Attualmente, in Italia si registrano almeno 65mila infermieri mancanti. Sebbene gli arrivi dall’estero possano rappresentare una soluzione immediata, è essenziale anche pianificare il futuro. Dalla metà degli anni Novanta, la carenza di infermieri si presenta ciclicamente ogni 15-18 anni. Tuttavia, i decisori politici non affrontano il problema in modo strutturale. Sono stati introdotti incrementi salariali, borse di studio e nuove figure professionali, ma nessuno ha affrontato le cause profonde della questione.

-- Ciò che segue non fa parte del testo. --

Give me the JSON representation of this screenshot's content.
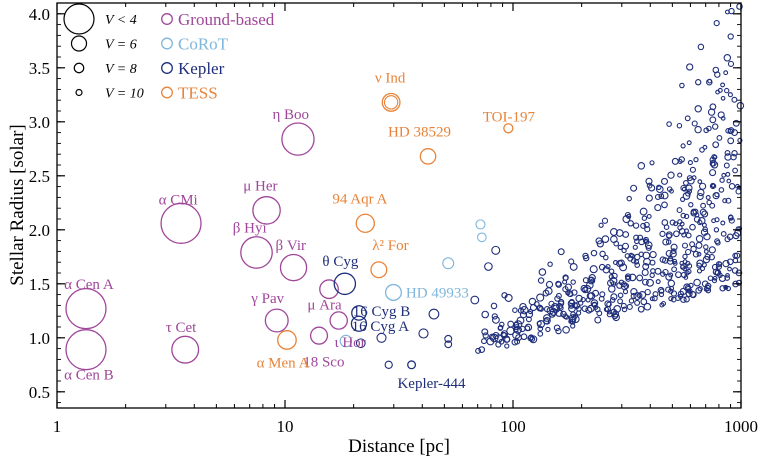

Quali soluzioni propone la Fnopi?
Finora la nostra è stata una professione piatta, senza prospettive di carriera in ambito clinico, ma solo nei ruoli gestionali. Sino agli anni Novanta, quando nel pubblico impiego si andava in pensione dopo 20-25 anni, poteva avere una certa plausibilità. Ma ormai si va in pensione dopo 42 anni di un lavoro, che inizia dopo una laurea triennale, usurante dal punto di vista psicologico e fisico (ma non riconosciuto tale). Gli unici aumenti di stipendio sono legati ai rinnovi contrattuali e agli automatismi per anzianità. Per rendere attrattiva la professione ai giovani bisogna dare la possibilità di un incremento stipendiale legato all’assunzione di responsabilità e allo sviluppo di competenze specialistiche. Oggi abbiamo circa 21mila domande per 20.500 posti nel corso di laurea in Infermieristica ma il 21% degli studenti abbandona, quando sirende conto che è una professione che, pur richiedendo un impegno sui 365 giorni l’anno e sette giorni su sette, non ha uno sviluppo di carriera.
Si sta facendo qualcosa in questa direzione?Abbiamo avviato un percorso con i ministeri della Salute e dell’Università per valorizzare la laurea specialistica, riconoscendo le competenze e le responsabilità attraverso un inquadramento contrattuale, giuridico ed economico differenziato. È chiaro che i risultati si vedranno nel lungo termine; nel frattempo, concordiamo sull’importanza di accogliere infermieri dall’estero per affrontare le esigenze immediate. Le nuove competenze includono anche la gestione infermieristica di alcune prescrizioni.
Non teme che questa possibilità possa generare concorrenza e tensioni con i medici?
Si tratta di prescrizioni di presidi e ausili per l’assistenza infermieristica: per l’incontinenza, per le stomie, per le medicazioni avanzate. Presidi che oggi gli infermieri utilizzano ma non possono prescrivere: devono dirlo al medico che trascrive quello che indica l’infermiere per il paziente. Da due anni ne parlo con la Federazione dei medici (Fnomceo). La sanità è un atto complesso, agito da oltre trenta professioni, che devono collaborare.
Alcune categorie sono già sul piede di guerra. Le risorse stanziate in Manovra sono adeguate?
Gli infermieri lamentano uno stipendio che è inferiore in media del 22-24% rispetto agli altri Paesi Ocse europei. Nella Manovra c’è l’incremento dell’indennità di specificità infermieristica: poco quest’anno, più sostanzioso dal 2026. Ma, vista l’attuale situazione economica, più che sulle maggiori risorse puntiamo, con gli emendamenti, ad arrivare a una sterilizzazione del cuneo fiscale e a una detassazione di alcune indennità: più che maggiori spese, prevediamo per lo Stato minori entrate. E aumentare il netto piuttosto che il lordo della busta paga. Però le questioni infermieristiche, per la prima volta, sono entrate nella bozza di legge uscita dal governo. Un passo che apprezziamo, ma ne servono ancora molti altri.